Yes. When a Georgia resident uses a medication intended to treat an injury or illness, especially a narcotic such as an opiod, he or she is cautioned only to take the medication in accordance with the instructions on the bottle and in any information provided when received. In addition, most people have heard at one time or another that they should never share their medications with others. These are more than just cautionary tales since an individual's actions and use of prescription medications could fall under prescription drug crimes.
With an increasing black market for certain prescription medications, a Georgia resident might be tempted to sell the medication. In the alternative, some doctors end up being criminally charged for trafficking or even homicide if a patient overdoses. Periodically, news outlets carry stories of "pill mills" being run out of clinics. The doctors and staff at these clinics are accused of writing bogus prescriptions and receiving a portion of any profits from black market sales or for selling the drugs themselves and writing prescriptions to cover their tracks.
The problem is that so many of the medications prescribed for issues such as chronic pain are habit forming. An addiction can easily sneak up on a person without that individual realizing it.

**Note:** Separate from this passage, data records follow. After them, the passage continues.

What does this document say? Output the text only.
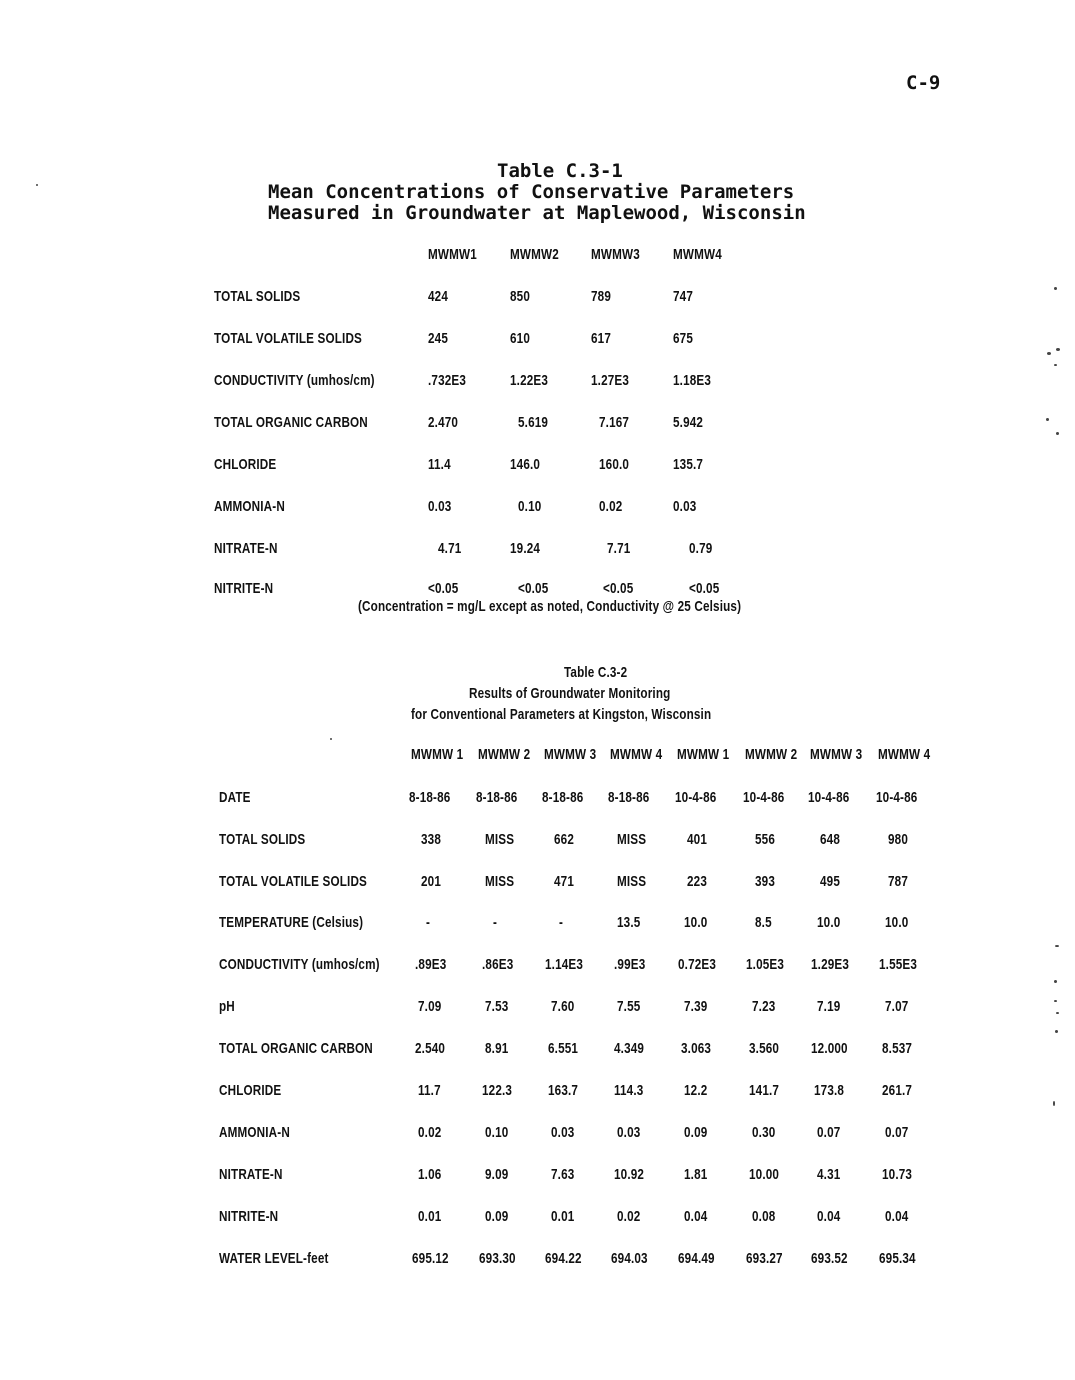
C-9
Table C.3-1
Mean Concentrations of Conservative Parameters
Measured in Groundwater at Maplewood, Wisconsin
MWMW1 MWMW2 MWMW3 MWMW4
TOTAL SOLIDS	424	850	789	747
TOTAL VOLATILE SOLIDS	245	610	617	675
CONDUCTIVITY (umhos/cm)	.732E3	1.22E3	1.27E3	1.18E3
TOTAL ORGANIC CARBON	2.470	5.619	7.167	5.942
CHLORIDE	11.4	146.0	160.0	135.7
AMMONIA-N	0.03	0.10	0.02	0.03
NITRATE-N	4.71	19.24	7.71	0.79
NITRITE-N	<0.05	<0.05	<0.05	<0.05
(Concentration = mg/L except as noted, Conductivity @ 25 Celsius)
Table C.3-2
Results of Groundwater Monitoring
for Conventional Parameters at Kingston, Wisconsin
MWMW 1 MWMW 2 MWMW 3 MWMW 4 MWMW 1 MWMW 2 MWMW 3 MWMW 4
DATE	8-18-86 8-18-86 8-18-86 8-18-86 10-4-86 10-4-86 10-4-86 10-4-86
TOTAL SOLIDS	338	MISS	662	MISS	401	556	648	980
TOTAL VOLATILE SOLIDS	201	MISS	471	MISS	223	393	495	787
TEMPERATURE (Celsius)	-	-	-	13.5	10.0	8.5	10.0	10.0
CONDUCTIVITY (umhos/cm) .89E3 .86E3 1.14E3 .99E3 0.72E3 1.05E3 1.29E3 1.55E3
pH	7.09	7.53	7.60	7.55	7.39	7.23	7.19	7.07
TOTAL ORGANIC CARBON	2.540	8.91	6.551 4.349 3.063	3.560 12.000 8.537
CHLORIDE	11.7	122.3 163.7 114.3	12.2	141.7 173.8	261.7
AMMONIA-N	0.02	0.10	0.03	0.03	0.09	0.30	0.07	0.07
NITRATE-N	1.06	9.09	7.63	10.92	1.81	10.00	4.31	10.73
NITRITE-N	0.01	0.09	0.01	0.02	0.04	0.08	0.04	0.04
WATER LEVEL-feet	695.12 693.30 694.22 694.03 694.49 693.27 693.52 695.34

In an attempt to feed such an addiction, it's possible to end up in police custody for possession.
Does this mean that a person should go to jail for prescription drug crimes due to an addiction? Not necessarily. An attorney could help you get into a diversionary program that will help you with your addiction and possibly keep any charges off your record. If you are accused of trafficking, distribution or some other crime relating to prescription medications, you also need a legal advocate by your side to protect your rights and help you achieve the best outcome possible before the court.